Zelito sempre se considerou um sujeito de sorte. E, de uma forma um tanto irônica, a sorte acompanhou-o até os últimos instantes. Os olhos vazados pouparam-no de testemunhar aquela bonita e delicada garota transformar-se numa criatura horrenda, com pêlos irregularmente espalhados pelo corpo, presas salientes na boca, e uma pequena cauda saliente. As lágrimas dela, que continuavam fluindo aos borbotões, condensavam-se na forma de filetes de sangue negro e fumegante.
Destas chagas abertas brotaram sombras infernais, que envolveram o seu corpo como se estivessem vivas, e seus grandes olhos injetados de sangue vasculhavam o ambiente agora com sobre-humana acuidade.
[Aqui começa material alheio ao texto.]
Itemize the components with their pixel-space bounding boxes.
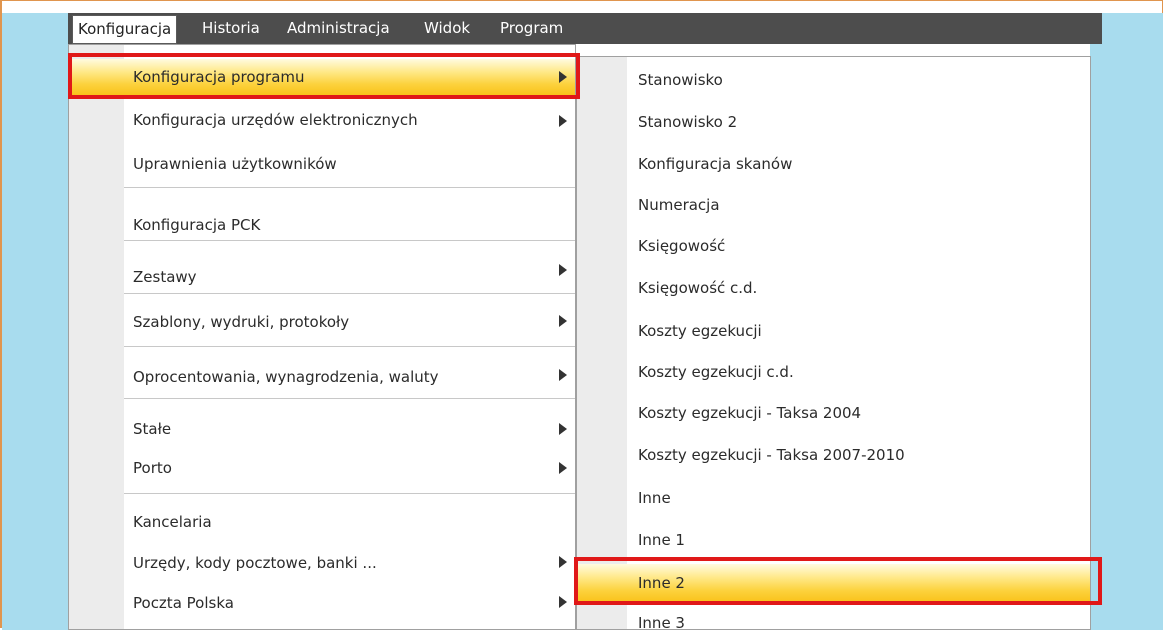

Os poderes demoníacos mais uma vez tomavam posse do pequeno e delicado corpo de Fabrícia Migotto, transformando-o e deformando-o para que ali estivesse a alma de Aylambra, a Lacerante, uma Sheilim de 1.230 anos de idade.
Aylambra respirou fundo, sentindo-se embriagada pela sensação de caminhar mais uma vez no plano físico de Adamah. Enquanto durasse sua missão, sua alma estaria livre de seu cárcere gélido nas profundezas de Caïna, no Nono Círculo do Sheol.
O cachorro-demônio já estava ocupado em saciar-se avidamente da carne fresca do cadáver do traficante. Aylambra puxou um dos braços e arrancou um grande naco sangrento da mão esquerda do rapaz.
Os boatos acabaram se concretizando. Naquela noite a quadrilha rival, comandada por Dé Birinaite, invadiu o morro para liqüidar com a concorrência. Suas armas não eram melhores que as do grupo de Zelito, e nem tampouco estavam em maior número.
Mas o tio de Dé Birinaite tinha contatos importantes. Contatos sobrenaturais, com as potestades malignas além da compreensão humana.
Um pacto insano foi realizado, e os talentos de Aylambra foram requisitados mais uma vez. Atacando nas sombras, movendo-se pelas frestas invisíveis daquela guerra insana, a Sheilim mais uma vez pôde saborear o gosto doce da vitória.
Mais tarde, horas depois, o sol finalmente raiou, tingindo o céu com um vermelho cor-de-sangue. A praia já começava a receber alguns de seus freqüentadores. Um assunto dominava as conversas de beira de praia: o tiroteio que correu forte por toda a madrugada. As primeiras notícias da carnificina já chegavam ao calçadão. Senhores madrugadores faziam seu cooper matinal, enquanto conversavam sobre frivolidades. Surfistas já corriam pelas areias carregando suas pranchas, e no asfalto, aqueles que iniciavam mais dia de trabalho, esperavam sonolentos nos pontos de ônibus.
Uma garota frágil e de aparência tímida circulava desapercebida pelo calçadão, impassível, segurando no colo seu cãozinho cor de canela. O animalzinho abanava o rabo, e os latidos esganiçados renitentes mostravam sua satisfação. Fabrícia Migotto parou por um instante, enquanto observava a passagem de dois rabecões na pista contrária. A guerra do tráfico fizera muitas vítimas na noite passada.
A mulher sorriu, afagando a cabeça de seu poodle.